We were going to run long Sunday morning, but my friend’s knee pain flared up so I opted for more bike miles. Friends had told me that I just had to do the “epic” Gibraltar climb, and so I decided to tackle it solo early Sunday morning. It lived up to the hype and the suffering, and then some.
I didn’t take my phone out much (focus focus focus!) but managed to snap a few shots of the view back down to Santa Barbara, on what was an unusually clear (and hot) morning. The route is straightforward, and easily accessible from anywhere downtown. I began by going past the Mission (pictured below), and then continuing along West Mountain Drive until it becomes Gibraltar Road. (I’m not sure I took the best access route, and if you look at the map, you’ll see I got a little disoriented at just 2 miles in!) You start climbing right away, but once you’re on Gibraltar, you know you’re on the right path: As my childhood TV friend Mister Rogers, “look up, look waaaaay up!”
From the corner of West Mountain and Gibraltar (mile 5 on my route), you climb 3000 unrelenting feet over grades of 7-20% to deliver you to Angostura Pass, where you then veer onto Camino Cielo. (Don’t take the right hand turn onto Gibraltar at mile 12 or you’ll end up with a much longer day!) The 6-8 mile or so ridge you ride at the top is among the most beautiful routes I’ve ever done on two wheels. You can see for miles out over the peaks of Los Padres National Forest, and out to the Channel Islands on the west side.
At mile 20 you turn onto the one-lane Painted Cave Road, complete with numerous hairpin turns, and trade burning quads and lungs for a new kind of pain: I have never, ever had such sore hands from braking, and even pulled over on the side of the road once to stretch them out, almost in tears. It was that steep. The point where you cross highway 154 (San Marcos Pass Road) could be a death trap if you’re not careful, as there’s not a lot of warning of the intersection ahead of time and it’s screamingly steep. (I actually got off my bike and walked it over the highway! Who does that?!)
From there it’s another 4 or 5 miles of descending until you hit the mercifully flat roads of Santa Barbara again, where I full-on bonked (I foolishly only brought water, thinking it was a “short” 30-some odd mile ride). To top it off I got a bit lost in town at the end, which is always nice when you’re running on fumes. The 37-mile route took me 3.5 hours, which is a 10 mph average. But I climbed almost 6,000 feet in a morning, so I’m putting that in my own pipe and smoking it.

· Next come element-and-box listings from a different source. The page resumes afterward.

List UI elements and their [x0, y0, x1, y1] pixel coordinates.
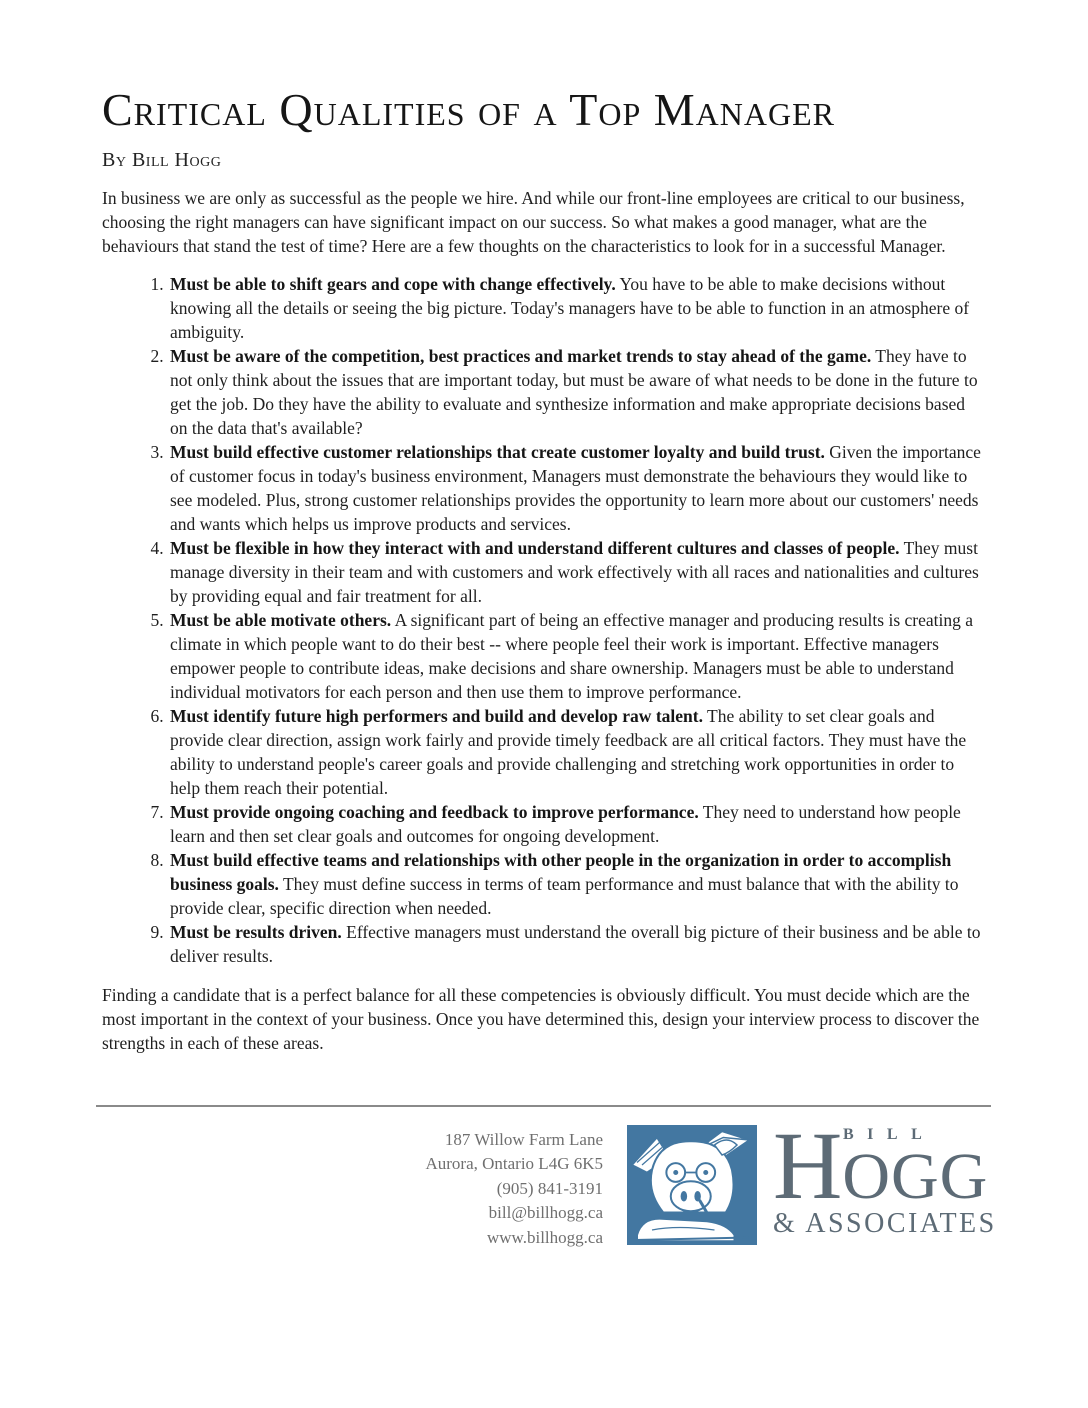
contact-block	[425, 1125, 603, 1251]
quality-item	[168, 800, 985, 848]
quality-item	[168, 920, 985, 968]
quality-item	[168, 848, 985, 920]
quality-item-body: They need to understand how people learn and then set clear goals and outcomes for ongoing development.	[170, 801, 961, 846]
quality-item	[168, 272, 985, 344]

I was zonked, but craving the water, so we finished off the weekend with a 20 minute ocean swim and lunch at Julia Child’s favorite Mexican joint, La Super-Rica. The house made tortillas are to die for, but if I’d known how tiny the servings were, would’ve ordered 5 more! We were then packed up and on our way to LA, for a quick visit (rooftop rosé, homemade burgers, and pie at Pie Hole), before driving home under the stars.
Whew! That was a long one. Now it’s back to real life, after a weekend in the “American Riviera,” where I fell in love with the food, the Spanish architecture, and the neighborhood-y vibe and greener-than-San-Diego tree-lined streets. I’ll be back.